Quantum steering is a fundamental quantum correlation that plays a pivotal role in quantum technologies, but its verification crucially relies on precise measurements -- an assumption often undermined by practical imperfections. Here, we investigate multipartite steering verification under imprecise measurements and develop a quantitative method that effectively eliminates false positives induced by measurement imprecision. A comparison with a device-independent approach demonstrates that our method accurately delineates the scope of valid verification. In a special case, our method also enables the verification of multipartite entanglement under nonideal conditions. These results substantially enhance the robustness of multipartite steering and entanglement verification against measurement imprecision, thereby promoting their applicability in realistic quantum technologies.

Figures (5)

• Figure 1: Schematic illustration of tripartite steering under imprecise measurements. A tripartite state $\rho_{ABC}$ is distributed among Alice, Bob, and Charlie, with respective inputs $\alpha$, $\beta$, and $\gamma$ and corresponding outputs $x$, $y$, and $z$. Alice and Bob are untrusted parties who perform uncharacterized measurements $M_{x|\alpha}$ and $M_{y|\beta}$, while Charlie is the trusted party. In the presence of measurement imprecision $\epsilon$, Charlie’s ideal measurement $M_{z|\gamma}$ is replaced by the imprecise measurement $\tilde{M}_{\tilde{z}|\gamma}^{\epsilon}$, yielding the outcome $\tilde{z}$.
• Figure 2: Simulation of inequality bounds $B$ as functions of the imprecision parameter $\epsilon$ for both ideal and imprecise measurement scenarios. The total number of parties is set to $N=4$, with $T=2$ parties identified as trusted. The solid line represents the modified bound accounting for measurement imprecision, denoted as $B_{\epsilon}$, while the dashed line indicates the original bound for ideal measurements, $B_0$. Shaded areas emphasize the region under each bound, with lighter shading corresponding to $B_{\epsilon}$ and darker shading corresponding to $B_0$.
• Figure 3: Simulation for the violation weights $W_G$ for multipartite steering as a function of the imprecision parameter $\epsilon$, for various values of the total number of parties $N$. Four representative values of $N$ are shown, each distinguished by a different line type. The number of trusted parties is set to $T = \lfloor N/2 \rfloor$. The threshold $W_G=1$ is marked by the horizontal dotted line.
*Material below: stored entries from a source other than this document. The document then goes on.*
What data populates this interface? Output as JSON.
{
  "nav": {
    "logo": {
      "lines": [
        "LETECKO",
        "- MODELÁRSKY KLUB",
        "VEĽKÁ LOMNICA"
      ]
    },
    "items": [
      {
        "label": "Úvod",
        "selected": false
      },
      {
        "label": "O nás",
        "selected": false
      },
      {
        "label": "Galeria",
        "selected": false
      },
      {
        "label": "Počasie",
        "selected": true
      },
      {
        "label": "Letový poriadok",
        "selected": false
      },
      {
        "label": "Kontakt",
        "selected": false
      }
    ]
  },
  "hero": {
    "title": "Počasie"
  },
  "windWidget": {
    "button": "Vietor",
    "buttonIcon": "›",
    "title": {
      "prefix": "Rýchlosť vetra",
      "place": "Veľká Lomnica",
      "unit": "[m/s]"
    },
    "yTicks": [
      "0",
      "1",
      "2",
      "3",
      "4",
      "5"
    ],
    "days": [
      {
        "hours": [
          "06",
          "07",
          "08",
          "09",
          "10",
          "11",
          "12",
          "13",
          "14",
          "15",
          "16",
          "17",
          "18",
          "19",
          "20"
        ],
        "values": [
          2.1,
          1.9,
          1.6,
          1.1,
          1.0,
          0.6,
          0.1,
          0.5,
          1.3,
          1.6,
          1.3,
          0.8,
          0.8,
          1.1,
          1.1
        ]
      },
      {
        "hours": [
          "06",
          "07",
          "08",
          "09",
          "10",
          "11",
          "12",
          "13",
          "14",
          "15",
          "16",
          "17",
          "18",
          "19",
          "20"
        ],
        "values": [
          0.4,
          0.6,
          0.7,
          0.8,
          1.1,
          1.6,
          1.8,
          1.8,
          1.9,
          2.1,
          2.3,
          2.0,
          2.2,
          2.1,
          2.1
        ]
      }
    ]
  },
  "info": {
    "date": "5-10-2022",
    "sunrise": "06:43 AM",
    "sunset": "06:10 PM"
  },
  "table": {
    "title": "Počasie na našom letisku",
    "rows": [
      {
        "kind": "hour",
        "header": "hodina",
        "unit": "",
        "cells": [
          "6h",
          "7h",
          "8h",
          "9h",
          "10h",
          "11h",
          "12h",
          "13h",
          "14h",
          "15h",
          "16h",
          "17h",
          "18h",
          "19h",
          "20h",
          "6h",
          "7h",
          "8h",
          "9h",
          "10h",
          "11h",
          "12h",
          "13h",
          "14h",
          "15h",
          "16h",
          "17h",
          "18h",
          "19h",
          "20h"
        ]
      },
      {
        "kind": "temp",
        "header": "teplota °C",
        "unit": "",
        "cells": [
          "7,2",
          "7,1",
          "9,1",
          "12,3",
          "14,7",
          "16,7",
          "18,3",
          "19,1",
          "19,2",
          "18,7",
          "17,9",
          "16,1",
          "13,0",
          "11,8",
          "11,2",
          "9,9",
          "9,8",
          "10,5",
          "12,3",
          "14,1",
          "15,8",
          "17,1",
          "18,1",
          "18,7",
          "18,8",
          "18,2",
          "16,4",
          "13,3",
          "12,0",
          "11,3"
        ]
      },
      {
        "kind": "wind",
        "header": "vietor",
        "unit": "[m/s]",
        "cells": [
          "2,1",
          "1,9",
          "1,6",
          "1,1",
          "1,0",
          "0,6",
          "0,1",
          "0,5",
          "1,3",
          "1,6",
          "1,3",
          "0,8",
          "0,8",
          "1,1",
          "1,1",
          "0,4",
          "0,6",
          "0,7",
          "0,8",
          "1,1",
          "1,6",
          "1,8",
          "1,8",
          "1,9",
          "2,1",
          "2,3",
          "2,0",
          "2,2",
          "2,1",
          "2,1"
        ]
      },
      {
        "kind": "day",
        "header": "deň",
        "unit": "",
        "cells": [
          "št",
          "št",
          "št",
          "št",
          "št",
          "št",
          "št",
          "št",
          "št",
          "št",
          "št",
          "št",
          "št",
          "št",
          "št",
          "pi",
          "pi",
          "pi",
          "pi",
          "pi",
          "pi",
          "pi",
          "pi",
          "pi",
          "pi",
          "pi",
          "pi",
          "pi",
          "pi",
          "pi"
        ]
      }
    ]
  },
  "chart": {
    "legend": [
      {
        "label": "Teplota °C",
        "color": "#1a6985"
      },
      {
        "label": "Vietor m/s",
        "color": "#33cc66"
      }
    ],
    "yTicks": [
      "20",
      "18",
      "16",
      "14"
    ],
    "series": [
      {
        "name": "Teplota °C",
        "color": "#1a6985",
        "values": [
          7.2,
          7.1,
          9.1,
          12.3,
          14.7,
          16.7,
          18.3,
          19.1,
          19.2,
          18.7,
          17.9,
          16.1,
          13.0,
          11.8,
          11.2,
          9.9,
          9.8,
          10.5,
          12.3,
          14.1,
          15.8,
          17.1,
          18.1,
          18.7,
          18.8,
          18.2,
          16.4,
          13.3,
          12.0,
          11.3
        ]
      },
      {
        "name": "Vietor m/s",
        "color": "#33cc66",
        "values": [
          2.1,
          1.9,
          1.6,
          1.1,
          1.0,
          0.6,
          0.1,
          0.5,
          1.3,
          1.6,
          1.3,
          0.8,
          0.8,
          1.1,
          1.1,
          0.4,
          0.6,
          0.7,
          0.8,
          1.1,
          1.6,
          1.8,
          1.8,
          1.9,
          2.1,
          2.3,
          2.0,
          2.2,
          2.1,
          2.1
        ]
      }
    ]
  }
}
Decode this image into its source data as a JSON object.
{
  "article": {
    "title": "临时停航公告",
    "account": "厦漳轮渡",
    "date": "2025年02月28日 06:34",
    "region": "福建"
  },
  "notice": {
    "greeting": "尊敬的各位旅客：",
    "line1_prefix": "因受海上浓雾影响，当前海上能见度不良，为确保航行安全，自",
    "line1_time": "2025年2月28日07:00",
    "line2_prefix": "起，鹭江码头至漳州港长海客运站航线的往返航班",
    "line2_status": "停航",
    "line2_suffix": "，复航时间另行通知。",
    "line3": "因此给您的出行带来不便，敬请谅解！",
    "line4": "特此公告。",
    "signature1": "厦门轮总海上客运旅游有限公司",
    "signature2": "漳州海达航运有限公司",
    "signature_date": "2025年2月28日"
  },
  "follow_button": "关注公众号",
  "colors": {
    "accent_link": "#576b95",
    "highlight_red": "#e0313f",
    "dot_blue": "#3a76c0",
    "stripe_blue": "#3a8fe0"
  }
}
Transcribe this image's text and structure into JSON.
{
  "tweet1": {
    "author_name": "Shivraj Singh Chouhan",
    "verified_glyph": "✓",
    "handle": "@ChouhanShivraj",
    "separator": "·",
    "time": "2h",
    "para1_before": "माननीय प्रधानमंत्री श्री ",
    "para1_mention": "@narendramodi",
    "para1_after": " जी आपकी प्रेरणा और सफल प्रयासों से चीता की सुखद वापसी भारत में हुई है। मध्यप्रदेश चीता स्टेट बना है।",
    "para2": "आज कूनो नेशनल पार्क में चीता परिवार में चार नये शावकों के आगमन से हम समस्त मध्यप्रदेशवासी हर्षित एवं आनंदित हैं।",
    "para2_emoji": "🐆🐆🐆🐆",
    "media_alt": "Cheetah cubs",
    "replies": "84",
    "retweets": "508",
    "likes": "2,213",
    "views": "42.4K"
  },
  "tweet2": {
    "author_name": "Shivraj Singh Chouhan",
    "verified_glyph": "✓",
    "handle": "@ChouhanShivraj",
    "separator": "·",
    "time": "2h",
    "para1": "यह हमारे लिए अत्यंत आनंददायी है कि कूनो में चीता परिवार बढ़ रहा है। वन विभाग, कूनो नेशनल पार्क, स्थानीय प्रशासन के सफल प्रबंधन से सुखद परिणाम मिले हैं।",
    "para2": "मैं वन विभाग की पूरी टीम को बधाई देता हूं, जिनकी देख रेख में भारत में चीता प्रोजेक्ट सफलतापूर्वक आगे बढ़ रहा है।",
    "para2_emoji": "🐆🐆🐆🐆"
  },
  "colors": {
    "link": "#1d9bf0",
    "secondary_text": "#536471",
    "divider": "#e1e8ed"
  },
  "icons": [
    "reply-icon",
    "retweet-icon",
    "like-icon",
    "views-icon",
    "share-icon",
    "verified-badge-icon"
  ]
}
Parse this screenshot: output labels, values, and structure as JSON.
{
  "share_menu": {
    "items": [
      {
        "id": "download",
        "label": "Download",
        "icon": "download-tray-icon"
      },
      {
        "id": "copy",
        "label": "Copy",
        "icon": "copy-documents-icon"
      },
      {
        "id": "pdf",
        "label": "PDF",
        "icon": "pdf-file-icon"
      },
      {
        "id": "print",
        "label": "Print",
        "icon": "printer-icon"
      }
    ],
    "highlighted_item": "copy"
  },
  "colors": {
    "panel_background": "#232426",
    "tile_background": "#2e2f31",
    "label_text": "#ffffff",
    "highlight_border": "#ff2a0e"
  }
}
• Figure 4: Simulation for the violation weights $W_G$ for multipartite entanglement as a function of the imprecision parameter $\epsilon$, for different values of the total number of parties $N$. Each value of $N$ is represented by a distinct line style, with the number of trusted parties fixed at $T = N$. The threshold $W_G=1$ is indicated by the horizontal dotted line.
• Figure 5: Simulation of the violation weight $W_d$ as a function of the depolarizing parameter $p$ under different methods. The analysis is performed for the case where $N=4$ and $T=2$. Three typical levels of imprecision parameter are considered: $\epsilon = 0$, $0.5\%$, and $1\%$. Dashed lines represent the violation weight $W_{d,Q}$ obtained via the quantitative method, while dot-dashed lines indicate the violation weight $W_{d,DI}$ for the device-independent method. For each method, a larger value of $\epsilon$ corresponds to a lower line position. The horizontal dotted line marks the threshold $W_d=1$.